Gamin, je lisais surtout des comics Américains. Il m’est même arrivé de rêver à la prochaine couverture de « Strange » et de courir chez le libraire pour m’apercevoir que ce n’était qu’un rêve.
Devenir auteur de BD, était-ce un rêve de gosse ? Un auteur en particulier a-t-il fait naître votre vocation ?
Jamais je n’ai envisagé même une seconde de faire un autre métier, bien que j’ai fait parallèlement de la publicité en freelance quelques années et enseigné le story-board pendant trois ans. J’apprécie beaucoup d’auteurs, mais j’ai une tendresse particulière pour Joe Kubert dont je possède 5 planches originales.

Qu’est-ce que son encrage a de si particulier ?
Son encrage est comme une griffe, chaque traits une signature, aussi libre et vivant qu’un crayonné. Pour moi, il représente l’essence même du comics !
Quelles sont selon vous les grandes joies et les grandes difficultés du métier ?
Le plaisir de raconter une histoire et la voir prendre forme, petit à petit, lors de sa conception. Échanger avec un dessinateur lorsque je suis au scénario ou avec un scénariste lorsque je suis au dessin. Le plus difficile dans ce métier est d’être devant une page blanche et donc confronté constamment à ses propres limites. Il faut avoir un moral d’acier pour faire ce métier, à côté de n’importe quel dessinateur de BD, Rambo n’est rien qu’une chiffe molle !

Alors que l’on célèbre le 130e anniversaire de la naissance de Marcel Pagnol, vous signez le dessin du Premier amour, un récit inédit de Marcel Pagnol dont le scénario a été écrit par Eric Stoffel. Qu’est-ce qui vous a séduit dans ce récit qui nous raconte la première histoire d’amour de l’humanité ?
Graphiquement, j’avais une grosse envie de préhistoire, de dessiner des personnages sans costard/cravate et des décors naturels et sauvages. J’en ai parlé à Hervé Richez (Directeur de collection Grand-Angle) qui m’a dit qu’il existait un Pagnol préhistorique. J’ai lu et trouvé la thématique franchement maligne. Pour la première fois, un homme et une femme s’aiment et leur amour va changer le cours de la préhistoire ! Et Eric Stoffel a magnifiquement transformé ce scénario de film imaginé par Pagnol, en scénario BD…
Avant de travailler sur cette adaptation, que représentait Pagnol pour vous ?
Un grand écrivain mais que je ne m’imaginais pas spécialement illustrer un jour. Et puis mon envie graphique de préhistoire et cette belle histoire qu’il avait créée, étaient comme un signe du destin. Et surtout, Pagnol avait un moment imaginé dans le rôle principal le chanteur Louis Mariano, que j’avais vu sur scène avec mes parents, alors que j’avais sept ans ! Si ça, ce n’est pas un signe du destin !
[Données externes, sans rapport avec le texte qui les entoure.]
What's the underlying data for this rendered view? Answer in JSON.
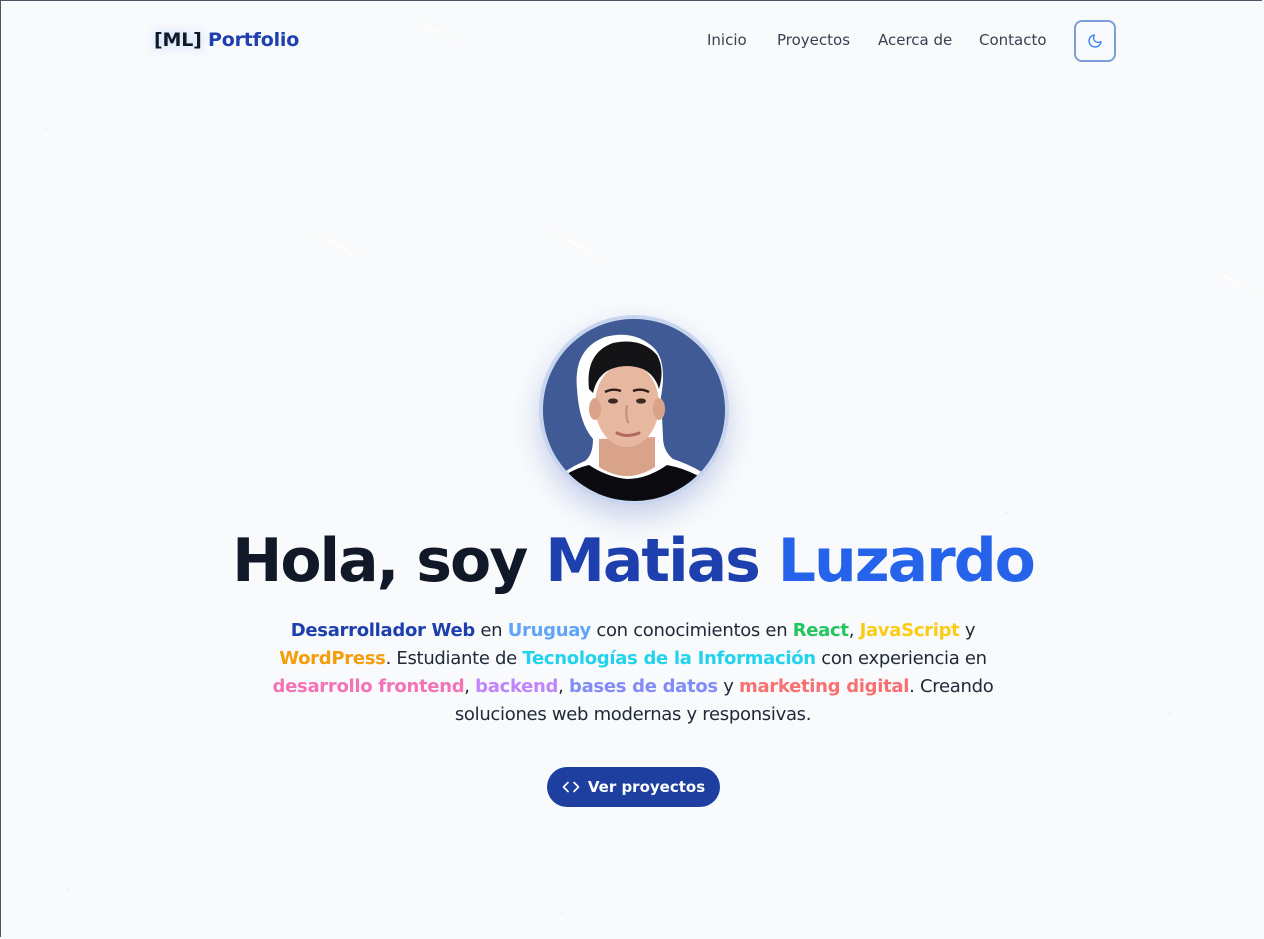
{
  "brand": {
    "bracket": "[ML]",
    "name": "Portfolio"
  },
  "nav": {
    "items": [
      {
        "label": "Inicio"
      },
      {
        "label": "Proyectos"
      },
      {
        "label": "Acerca de"
      },
      {
        "label": "Contacto"
      }
    ],
    "theme_toggle_icon": "moon-icon"
  },
  "hero": {
    "title_prefix": "Hola, soy",
    "first_name": "Matias",
    "last_name": "Luzardo",
    "avatar_icon": "profile-photo",
    "description": {
      "role": "Desarrollador Web",
      "t_en": "en",
      "country": "Uruguay",
      "t_conocimientos": "con conocimientos en",
      "tech1": "React",
      "comma1": ",",
      "tech2": "JavaScript",
      "t_y1": "y",
      "tech3": "WordPress",
      "period1": ".",
      "t_estudiante": "Estudiante de",
      "field": "Tecnologías de la Información",
      "t_experiencia": "con experiencia en",
      "skill1": "desarrollo frontend",
      "comma2": ",",
      "skill2": "backend",
      "comma3": ",",
      "skill3": "bases de datos",
      "t_y2": "y",
      "skill4": "marketing digital",
      "t_ending": ". Creando soluciones web modernas y responsivas."
    },
    "cta_label": "Ver proyectos",
    "cta_icon": "code-icon"
  },
  "colors": {
    "role": "#1e40af",
    "country": "#60a5fa",
    "react": "#22c55e",
    "javascript": "#facc15",
    "wordpress": "#f59e0b",
    "field": "#22d3ee",
    "frontend": "#f472b6",
    "backend": "#c084fc",
    "databases": "#818cf8",
    "marketing": "#f87171",
    "cta_bg": "#1e3fa0"
  }
}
A-t-il été aisé de trouver l’apparence des personnages de ce récit préhistorique ? Sont-ils passés par différents stades avant de revêtir l’apparence qu’on leur découvrira dans les pages de l’album ?
Dessiner des hommes préhistoriques était l’occasion de croquer des trognes et de m’amuser à les dessiner en les amenant presque vers la caricature, tout particulièrement les anciens de la tribu. La difficulté était que les « héros », Petite Rouge et Pâle soient un peu plus gracieux, sans devenir des gravures de mode et sans dépareiller non plus avec les autres membres du clan.
Comment s’est organisé votre travail avec Eric Stoffel sur cet album ? Du séquencier à la planche finalisée, quelles furent les différentes étapes de son élaboration ?
Eric fait l’adaptation et doit rester le plus fidèle possible aux dialogues et l’esprit de Marcel Pagnol. C’est une contrainte mais ça n’empêche pas et c’est même indispensable de couper certaines scènes, pour passer du format roman à celui de scénario BD. Il m’a donc envoyé son découpage, que j’ai storyboardé. A partir de là, je lui ai fait quelques suggestions comme allonger certaines séquences ou en écourter d’autres, on en a discuté ensemble et l’éditeur a même accepté d’ajouter 4 pages. Le but était selon la volonté de Pagnol que l’adaptation de son film et donc ici de la BD, soit la plus spectaculaire possible.
Quels outils utilisez-vous pour dessiner vos planches ? Sur quel format avez-vous travaillé pour cet album ?
Je fais le story-board, le crayon et l’encrage sur I Pad Pro, logiciel Procreate et la mise en couleur sur ordi photoshop.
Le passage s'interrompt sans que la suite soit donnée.